Organizamos este viaje convencidos de que era una idea estupenda para mejorar nuestra relación familiar. Hacía unos meses que Elvira y yo no nos entendíamos y discutíamos por cualquier estupidez. Nuestra relación con Pedro, nuestro hijo, también pasaba por un mal momento, y su recién estrenada adolescencia complicaba aún más las cosas.
El viaje fue placentero, y la llegada a la casa una grata sorpresa; era un edificio de algunos años de antigüedad pero se conservaba muy bien.
Elvira se mostraba encantada. Todo le parecía perfecto, y sonreía alegremente de una manera que ya apenas recordaba.
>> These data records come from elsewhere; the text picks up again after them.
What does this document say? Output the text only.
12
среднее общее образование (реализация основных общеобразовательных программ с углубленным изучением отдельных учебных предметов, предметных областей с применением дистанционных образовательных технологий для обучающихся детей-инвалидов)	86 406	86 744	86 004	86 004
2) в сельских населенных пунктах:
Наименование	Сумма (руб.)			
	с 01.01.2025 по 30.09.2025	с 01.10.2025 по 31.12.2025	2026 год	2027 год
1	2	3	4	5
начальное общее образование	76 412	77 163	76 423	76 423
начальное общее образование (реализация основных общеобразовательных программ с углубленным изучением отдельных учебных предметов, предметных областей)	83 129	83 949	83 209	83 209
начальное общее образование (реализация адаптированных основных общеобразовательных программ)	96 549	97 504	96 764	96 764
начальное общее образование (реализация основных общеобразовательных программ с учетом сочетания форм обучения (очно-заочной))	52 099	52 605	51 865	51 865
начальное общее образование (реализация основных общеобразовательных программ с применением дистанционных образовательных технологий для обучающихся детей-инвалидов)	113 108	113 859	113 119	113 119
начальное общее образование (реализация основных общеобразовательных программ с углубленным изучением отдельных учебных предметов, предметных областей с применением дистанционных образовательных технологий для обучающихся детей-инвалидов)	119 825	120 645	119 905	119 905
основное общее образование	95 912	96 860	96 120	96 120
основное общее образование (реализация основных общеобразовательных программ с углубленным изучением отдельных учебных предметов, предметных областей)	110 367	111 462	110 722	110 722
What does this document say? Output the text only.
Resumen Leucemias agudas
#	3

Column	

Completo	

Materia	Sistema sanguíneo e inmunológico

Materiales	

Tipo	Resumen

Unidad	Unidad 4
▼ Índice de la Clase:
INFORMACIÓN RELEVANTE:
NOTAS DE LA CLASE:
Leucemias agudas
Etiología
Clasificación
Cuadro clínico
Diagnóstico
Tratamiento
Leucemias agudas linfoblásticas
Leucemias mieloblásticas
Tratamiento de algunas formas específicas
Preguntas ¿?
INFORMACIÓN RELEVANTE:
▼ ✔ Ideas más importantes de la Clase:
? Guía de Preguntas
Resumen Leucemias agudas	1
Sin embargo, Pedro no estaba tan animado; parecía ensimismado en sus propios pensamientos, y se pasó la tarde dando breves paseos por el bosque del entorno.
Esa noche, cenamos en el porche bajo la espléndida luz de la luna llena. Charlamos de cosas sin importancia, y el cansancio del viaje nos llevó pronto a la cama, lugar del que, si hubiéramos sabido lo que nos esperaba nos nos habríamos levantado.
A la mañana siguiente, Pedro, después de desayunar, se encaminó de nuevo al bosque, pero esta vez no por poco tiempo. Llegó la hora de comer y Elvira y yo, preocupados, decidimos salir a buscarlo.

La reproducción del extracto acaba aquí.